Within the last 24 hours, we became aware of a miscommunication between Carnival Cruise Lines and AlandChuck.travel, who have booked a large special interest group on the upcoming Carnival Glory cruise departing December 2, 2012.
The group, "Drag Stars at Sea," includes several performances by stars from Logo TV as part of a series of private events onboard. When the group was presented to us we were advised that only the performers would be dressed in drag during the private events. However, we are now aware that this was not clearly communicated to members of the group and therefore anyone who wishes to dress in drag may do so. Please keep in mind that our safety and security procedures require guests to present government-issued ID, and to be recognizably that person.
At Carnival, we are proud to carry more than 4.5 million guests every year and we welcome them all aboard. We do not practice any form of discrimination against the LGBT or any other community. We sincerely apologize for the miscommunication and for any unintended offense we have caused.
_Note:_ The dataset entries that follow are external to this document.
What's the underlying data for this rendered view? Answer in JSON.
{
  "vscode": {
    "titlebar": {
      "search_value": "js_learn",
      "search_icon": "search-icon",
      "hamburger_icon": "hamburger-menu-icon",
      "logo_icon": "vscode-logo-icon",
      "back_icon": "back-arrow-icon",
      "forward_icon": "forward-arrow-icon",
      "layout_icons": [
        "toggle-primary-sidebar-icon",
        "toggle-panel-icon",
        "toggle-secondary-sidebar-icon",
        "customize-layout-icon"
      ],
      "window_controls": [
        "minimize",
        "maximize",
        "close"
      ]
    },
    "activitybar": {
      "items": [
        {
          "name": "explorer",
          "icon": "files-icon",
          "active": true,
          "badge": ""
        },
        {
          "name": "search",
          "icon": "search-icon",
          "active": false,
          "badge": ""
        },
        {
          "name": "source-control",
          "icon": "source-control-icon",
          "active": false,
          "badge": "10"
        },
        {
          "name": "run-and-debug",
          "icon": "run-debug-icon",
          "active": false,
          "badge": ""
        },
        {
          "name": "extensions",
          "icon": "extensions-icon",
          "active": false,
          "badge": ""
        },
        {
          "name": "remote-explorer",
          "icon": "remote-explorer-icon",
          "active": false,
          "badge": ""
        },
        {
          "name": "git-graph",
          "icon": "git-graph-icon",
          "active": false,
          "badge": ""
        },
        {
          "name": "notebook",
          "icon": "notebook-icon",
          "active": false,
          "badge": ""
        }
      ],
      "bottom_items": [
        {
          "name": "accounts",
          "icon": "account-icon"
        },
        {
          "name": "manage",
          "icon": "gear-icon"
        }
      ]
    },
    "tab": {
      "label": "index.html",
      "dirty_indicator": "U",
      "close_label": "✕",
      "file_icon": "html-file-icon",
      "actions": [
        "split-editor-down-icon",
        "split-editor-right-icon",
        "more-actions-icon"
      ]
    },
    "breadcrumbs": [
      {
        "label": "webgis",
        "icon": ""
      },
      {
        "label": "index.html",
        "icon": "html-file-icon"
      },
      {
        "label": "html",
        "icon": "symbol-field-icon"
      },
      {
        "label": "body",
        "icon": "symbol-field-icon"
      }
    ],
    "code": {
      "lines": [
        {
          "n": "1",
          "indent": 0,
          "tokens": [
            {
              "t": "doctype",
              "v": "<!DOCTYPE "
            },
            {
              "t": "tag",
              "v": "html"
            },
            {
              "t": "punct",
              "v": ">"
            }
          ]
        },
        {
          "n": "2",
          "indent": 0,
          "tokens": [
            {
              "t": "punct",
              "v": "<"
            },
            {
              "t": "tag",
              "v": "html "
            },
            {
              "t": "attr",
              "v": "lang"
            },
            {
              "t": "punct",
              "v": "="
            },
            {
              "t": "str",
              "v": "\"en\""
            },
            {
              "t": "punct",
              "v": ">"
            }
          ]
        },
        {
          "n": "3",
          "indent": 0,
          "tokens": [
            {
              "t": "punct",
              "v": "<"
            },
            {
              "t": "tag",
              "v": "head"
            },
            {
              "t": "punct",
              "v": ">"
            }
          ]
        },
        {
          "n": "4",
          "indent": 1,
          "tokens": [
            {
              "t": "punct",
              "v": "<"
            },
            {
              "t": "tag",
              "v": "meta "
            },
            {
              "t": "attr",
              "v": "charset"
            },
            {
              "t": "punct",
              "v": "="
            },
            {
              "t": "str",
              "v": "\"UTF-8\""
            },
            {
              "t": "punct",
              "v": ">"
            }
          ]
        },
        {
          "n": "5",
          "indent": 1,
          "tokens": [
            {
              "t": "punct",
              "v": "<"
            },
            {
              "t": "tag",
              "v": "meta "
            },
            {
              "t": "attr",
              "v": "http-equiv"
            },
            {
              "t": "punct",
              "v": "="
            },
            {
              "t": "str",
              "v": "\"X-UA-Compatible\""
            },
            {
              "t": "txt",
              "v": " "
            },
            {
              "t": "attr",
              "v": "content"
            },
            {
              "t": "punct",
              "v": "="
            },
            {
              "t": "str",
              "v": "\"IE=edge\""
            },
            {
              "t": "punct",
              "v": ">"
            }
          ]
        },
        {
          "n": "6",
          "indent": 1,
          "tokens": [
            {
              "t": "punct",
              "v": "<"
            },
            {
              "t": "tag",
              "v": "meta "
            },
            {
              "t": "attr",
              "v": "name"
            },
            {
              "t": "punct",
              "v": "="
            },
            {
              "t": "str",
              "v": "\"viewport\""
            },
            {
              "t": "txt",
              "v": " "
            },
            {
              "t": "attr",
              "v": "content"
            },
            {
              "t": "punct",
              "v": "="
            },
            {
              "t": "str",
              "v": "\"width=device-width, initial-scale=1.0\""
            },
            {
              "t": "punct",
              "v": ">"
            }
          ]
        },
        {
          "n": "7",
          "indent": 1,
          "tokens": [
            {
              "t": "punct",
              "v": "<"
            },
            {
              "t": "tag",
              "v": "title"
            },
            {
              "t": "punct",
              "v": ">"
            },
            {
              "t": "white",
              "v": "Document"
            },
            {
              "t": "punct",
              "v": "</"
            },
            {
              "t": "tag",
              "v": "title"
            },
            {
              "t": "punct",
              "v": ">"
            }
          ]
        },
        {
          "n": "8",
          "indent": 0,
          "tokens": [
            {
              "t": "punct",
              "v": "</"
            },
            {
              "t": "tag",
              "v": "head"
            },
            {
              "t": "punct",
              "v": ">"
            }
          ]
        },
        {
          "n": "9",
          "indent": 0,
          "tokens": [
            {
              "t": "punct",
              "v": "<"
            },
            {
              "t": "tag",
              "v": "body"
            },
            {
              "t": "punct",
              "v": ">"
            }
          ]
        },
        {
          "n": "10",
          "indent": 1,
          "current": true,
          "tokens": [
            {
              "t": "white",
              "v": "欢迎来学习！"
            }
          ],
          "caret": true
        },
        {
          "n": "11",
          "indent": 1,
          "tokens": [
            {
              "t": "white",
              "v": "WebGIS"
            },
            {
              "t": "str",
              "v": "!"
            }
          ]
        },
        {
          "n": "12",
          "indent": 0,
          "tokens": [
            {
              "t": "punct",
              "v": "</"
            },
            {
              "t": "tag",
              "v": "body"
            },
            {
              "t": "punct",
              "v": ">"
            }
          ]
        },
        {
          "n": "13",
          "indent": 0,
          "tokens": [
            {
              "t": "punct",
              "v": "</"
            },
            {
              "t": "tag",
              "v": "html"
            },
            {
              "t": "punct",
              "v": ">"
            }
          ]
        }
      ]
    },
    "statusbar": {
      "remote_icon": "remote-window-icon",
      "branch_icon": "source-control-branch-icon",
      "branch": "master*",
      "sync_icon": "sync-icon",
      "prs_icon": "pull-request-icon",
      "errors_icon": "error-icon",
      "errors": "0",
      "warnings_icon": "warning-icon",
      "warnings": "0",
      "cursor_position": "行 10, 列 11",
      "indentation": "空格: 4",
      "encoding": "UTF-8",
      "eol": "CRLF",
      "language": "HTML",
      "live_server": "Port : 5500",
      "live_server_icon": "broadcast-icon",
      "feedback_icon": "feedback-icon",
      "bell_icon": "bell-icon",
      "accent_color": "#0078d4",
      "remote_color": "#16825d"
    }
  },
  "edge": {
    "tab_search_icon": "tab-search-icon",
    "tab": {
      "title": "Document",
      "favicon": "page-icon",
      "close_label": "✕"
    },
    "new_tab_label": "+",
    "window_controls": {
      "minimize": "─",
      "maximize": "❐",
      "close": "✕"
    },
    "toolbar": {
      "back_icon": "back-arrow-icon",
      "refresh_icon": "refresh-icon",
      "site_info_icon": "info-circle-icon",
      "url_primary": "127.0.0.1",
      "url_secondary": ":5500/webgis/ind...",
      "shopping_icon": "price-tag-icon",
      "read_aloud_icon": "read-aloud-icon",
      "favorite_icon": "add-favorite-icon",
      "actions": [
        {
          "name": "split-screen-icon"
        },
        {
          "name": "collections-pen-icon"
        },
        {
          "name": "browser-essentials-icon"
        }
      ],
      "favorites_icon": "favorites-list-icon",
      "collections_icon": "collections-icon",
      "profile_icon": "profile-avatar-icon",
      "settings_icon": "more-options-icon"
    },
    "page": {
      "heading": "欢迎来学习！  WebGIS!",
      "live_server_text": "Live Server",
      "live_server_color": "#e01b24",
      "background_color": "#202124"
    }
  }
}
Given this misunderstanding, anyone on this cruise who wishes to cancel for any reason may do so and will receive a full refund of their cruise fare, as well as reimbursement for any non-refundable travel related expenses.
We constantly strive to provide our guests with a fun and memorable vacation. We look forward to welcoming everyone onboard Carnival Glory and again want to apologize for the misunderstanding and for any offense we have caused.